Background: Drug-eluting stents (DES) have been highly successful in reducing in-stent restenosis; however, current DES are associated with increased late stent thrombosis, an often catastrophic complication. Late stent thrombosis is likely due to long-term antiproliferative effects of the current ''anti-healing'' drugs used to coat stents, which impair healing of the stented arterial wall. Polymers used in the construction of DES may also impair healing. These ''anti-healing'' drugs are used in most of newer generation of DES, which would continue to create similar safety concerns till proven otherwise.

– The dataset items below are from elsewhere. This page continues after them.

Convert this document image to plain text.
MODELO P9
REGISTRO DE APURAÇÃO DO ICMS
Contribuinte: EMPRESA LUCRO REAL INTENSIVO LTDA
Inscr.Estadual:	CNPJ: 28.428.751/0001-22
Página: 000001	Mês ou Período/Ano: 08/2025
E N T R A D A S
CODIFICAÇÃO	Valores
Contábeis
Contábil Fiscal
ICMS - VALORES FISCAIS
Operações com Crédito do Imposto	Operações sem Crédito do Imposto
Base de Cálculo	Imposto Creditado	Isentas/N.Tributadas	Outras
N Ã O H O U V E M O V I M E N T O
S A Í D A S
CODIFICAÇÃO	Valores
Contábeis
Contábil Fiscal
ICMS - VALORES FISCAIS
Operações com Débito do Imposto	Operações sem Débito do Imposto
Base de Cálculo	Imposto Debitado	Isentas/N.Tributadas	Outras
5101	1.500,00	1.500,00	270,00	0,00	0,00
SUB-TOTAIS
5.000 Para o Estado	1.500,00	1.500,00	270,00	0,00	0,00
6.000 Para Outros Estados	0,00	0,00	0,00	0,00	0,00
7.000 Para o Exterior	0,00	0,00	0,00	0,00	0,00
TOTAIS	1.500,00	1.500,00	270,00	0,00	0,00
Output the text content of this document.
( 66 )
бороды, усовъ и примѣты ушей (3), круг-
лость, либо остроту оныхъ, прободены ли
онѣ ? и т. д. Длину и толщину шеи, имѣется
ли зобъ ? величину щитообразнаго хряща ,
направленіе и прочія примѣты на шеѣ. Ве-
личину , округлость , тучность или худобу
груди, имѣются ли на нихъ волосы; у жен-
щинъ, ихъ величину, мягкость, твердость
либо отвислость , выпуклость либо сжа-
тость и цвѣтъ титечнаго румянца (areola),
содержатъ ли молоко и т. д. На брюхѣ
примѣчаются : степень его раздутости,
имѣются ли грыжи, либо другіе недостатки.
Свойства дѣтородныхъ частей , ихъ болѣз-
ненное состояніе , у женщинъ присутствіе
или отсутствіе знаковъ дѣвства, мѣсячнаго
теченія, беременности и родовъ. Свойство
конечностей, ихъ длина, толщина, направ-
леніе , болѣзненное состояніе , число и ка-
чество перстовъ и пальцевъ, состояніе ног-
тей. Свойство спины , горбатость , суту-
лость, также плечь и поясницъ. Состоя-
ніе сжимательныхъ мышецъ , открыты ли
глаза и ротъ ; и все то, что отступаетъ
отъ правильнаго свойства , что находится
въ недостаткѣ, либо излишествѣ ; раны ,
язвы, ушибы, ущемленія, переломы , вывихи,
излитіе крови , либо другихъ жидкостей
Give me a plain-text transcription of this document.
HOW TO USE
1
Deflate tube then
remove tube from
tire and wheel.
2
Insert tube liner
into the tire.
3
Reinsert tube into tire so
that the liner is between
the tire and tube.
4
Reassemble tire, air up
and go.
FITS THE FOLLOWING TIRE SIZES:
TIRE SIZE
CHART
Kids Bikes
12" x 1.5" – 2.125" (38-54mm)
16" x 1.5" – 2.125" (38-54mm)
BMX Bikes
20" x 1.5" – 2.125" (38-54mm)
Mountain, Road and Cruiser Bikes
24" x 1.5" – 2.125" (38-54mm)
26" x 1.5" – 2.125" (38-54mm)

The use of ''pro-healing'' approach, that accelerates re-endothelialization, protects against thrombosis, and decreases restenosis, would be warranted. The current methods used to construct DES involve dip or spray techniques that are useful for strongly lipophilic drugs (rapamycin, paclitaxel etc). Biodegradable polymeric nanoparticle (NP)-eluting stent capable of releasing watersoluble drugs, including oligonucleotides, may be highly advantageous.

Methods and Results:

The current study shows promising preliminary data that such a NP-mediated stent drug delivery platforms is feasible. As one of the ''pro-healing'' candidate drugs for NP-mediated delivery, we selected HMG-CoA reductase inhibitors, so-called statins, because statins have multiple vasculoprotective effects. Statins reportedly promote endothelial regeneration, inhibit VSMC proliferation and attenuate in-stent stenosis in animals. In contrast, clinical studies in humans have reported no definite effects of statins within the clinical dose range on indices of restenosis. Therefore, we hypothesized that statin-NP-eluting stent can deliver adequate therapeutic dosage of statin to the artery and thus be an innovative ''pro-healing'' strategy for treating in-stent stenosis in vivo. To implicate NP-eluting stent design, we firstly compared effects of commercially marketed 6 statins on ''pro-healing'' states and VSMC proliferation, and found pitavastatin a most appropriate statin for this purpose. Importantly, pitavastatin inhibited thrombin-induced tissue factor expression in human endothelial cells, whereas rapamycin enhanced the tissue factor expression. We then formulated pitavastatin-NP-eluting stent (20 µg Pitava per stent). In pig coronary artery model, Pitava-NP-eluting stent attenuated in-stent stenosis as effective as polymer-coated sirolimus-eluting stent (SES). In SES sites, anti-healing effects such as impaired endothelilal cell coverage on stent sites as well as increased inflammation and fibrin deposition, were observed. In contrast, the opposite pro-healing effects such as normal endothelial coverage and minor inflammation and fibrin deposition, were observed in Pitava-NP-eluting stent sites. Conclusion: Pitava-NP-eluting stents attenuated in-stent stenosis as effective as SES with pro-healing effects seen with SES and elicited pro-healing effects in porcine coronary artery model. This approach may provide the optimal prohealing strategy: inhibition of VSMC proliferation to decrease restenosis and promotion of re-endothelialization to protect from late stent thrombosis.